ICC Prosecutor Fatou Bensouda’s visa for private travel to the US has been revoked, her office confirmed on Thursday to Journalists For Justice.
Ms Bensouda is however confident she can still travel to New York for official UN business. Bensouda’s office in The Hague said: “It is our understanding that [the ban] should not have an impact on the Prosecutor’s travel to the US to meet her obligations to the UN, including regular briefings before the UN Security Council.”
On Friday, a State Department official told American National Public Radio that Bensouda would now have to apply for a special diplomatic visa to travel to New York for UN business.
The visa ban is part of restrictions imposed on the ICC to discourage the court’s investigations into allegations of torture by American servicemen in Afghanistan. A Journalists For Justice query into US sanctions against other ICC staff members is still outstanding.
Visa restrictions slapped on staff of the International Criminal Court by the United States go beyond limiting travel opportunities; they could potentially put Washington on a collision course not only with the ICC, but also with the United Nations.
In March, US Secretary of State Mike Pompeo announced ICC staff linked to investigations of American and Israeli citizens would not receive visas to enter his country.
Meanwhile the president of the ICC, Judge Chile Eboe Osuji, has been able to travel to the US for an academic event. According to a press release (somewhat ironically dated April 1), at that occasion he asked the US to join the ICC:
The US hosts the headquarters of the UN in New York, where world leaders visit each year to meet and talk at the annual session of the UN General Assembly. In the past, there have been conflicts when the US, for political reasons, did not like to welcome leaders like Cuba’s Fidel Castro and Palestine’s Yasser Arafat on their soil. The UN then insisted that they have a headquarters agreement with the US that pledged to facilitate entry for everyone who must be in New York for the proper functioning of the organization.

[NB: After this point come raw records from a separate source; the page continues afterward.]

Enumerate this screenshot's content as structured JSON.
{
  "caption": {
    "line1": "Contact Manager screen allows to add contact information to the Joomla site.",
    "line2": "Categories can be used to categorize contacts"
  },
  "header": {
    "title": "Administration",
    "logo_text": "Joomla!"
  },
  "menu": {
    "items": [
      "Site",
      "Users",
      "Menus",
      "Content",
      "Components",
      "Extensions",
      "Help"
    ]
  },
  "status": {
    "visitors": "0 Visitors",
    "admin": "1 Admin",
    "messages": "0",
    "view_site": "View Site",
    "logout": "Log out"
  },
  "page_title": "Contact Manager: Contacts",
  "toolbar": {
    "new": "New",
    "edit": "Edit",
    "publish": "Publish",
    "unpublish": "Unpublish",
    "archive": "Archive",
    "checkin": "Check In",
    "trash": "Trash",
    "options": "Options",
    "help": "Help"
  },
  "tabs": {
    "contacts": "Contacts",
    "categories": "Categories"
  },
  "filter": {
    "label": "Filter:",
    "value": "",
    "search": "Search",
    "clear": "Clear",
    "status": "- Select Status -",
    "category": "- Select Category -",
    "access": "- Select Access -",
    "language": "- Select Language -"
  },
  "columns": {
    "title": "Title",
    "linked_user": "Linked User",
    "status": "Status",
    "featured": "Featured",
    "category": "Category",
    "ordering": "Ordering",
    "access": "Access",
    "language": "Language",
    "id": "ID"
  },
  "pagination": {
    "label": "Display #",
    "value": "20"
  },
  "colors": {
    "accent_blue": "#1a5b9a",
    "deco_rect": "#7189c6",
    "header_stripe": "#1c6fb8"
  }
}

Though the ICC is not a UN body, it has a relationship with the UN. The UN Security Council can ask the ICC prosecutor to investigate, which it did in the situations of Darfur (Sudan) and Libya. The ICC prosecutor and her staff regularly travel to New York to report on those investigations. ICC chief prosecutor Fatou Bensouda in her function is linked to all situations under ICC scrutiny, thus also to Afghanistan. (An authorization of a pre-trial chamber to open a formal investigation in that country might be published any time soon.)
Bensouda thus falls under the scope of the visa restrictions the US Secretary announced in March. A refusal by the US to give the Gambian jurist a visa to enter the US and deliver her reports in New York might lead to a diplomatic standoff between the US and the UN.
Furthermore, the Assembly of States Parties (ASP), the annual gathering of the more than 120 member states, is sometimes held in The Hague and sometimes in New York. The US might rightly argue that ASP sessions are not formally a UN activity and thus don’t fall under the protection of the headquarters agreement. The ASP might then decide to hold all its sessions in The Hague – in diplomatic circles, there is already talk about this possibility, which would be inconvenient for some: As many African states don’t have embassies in the Dutch city, they prefer sessions in New York where all countries are represented.
In private conversations ICC staff members have questioned how strong the support of the states parties to the Rome Statute will be when the court comes under increased threat from Washington. The announcement of the opening of a formal investigation into Afghanistan would be a crucial moment of truth to test that support.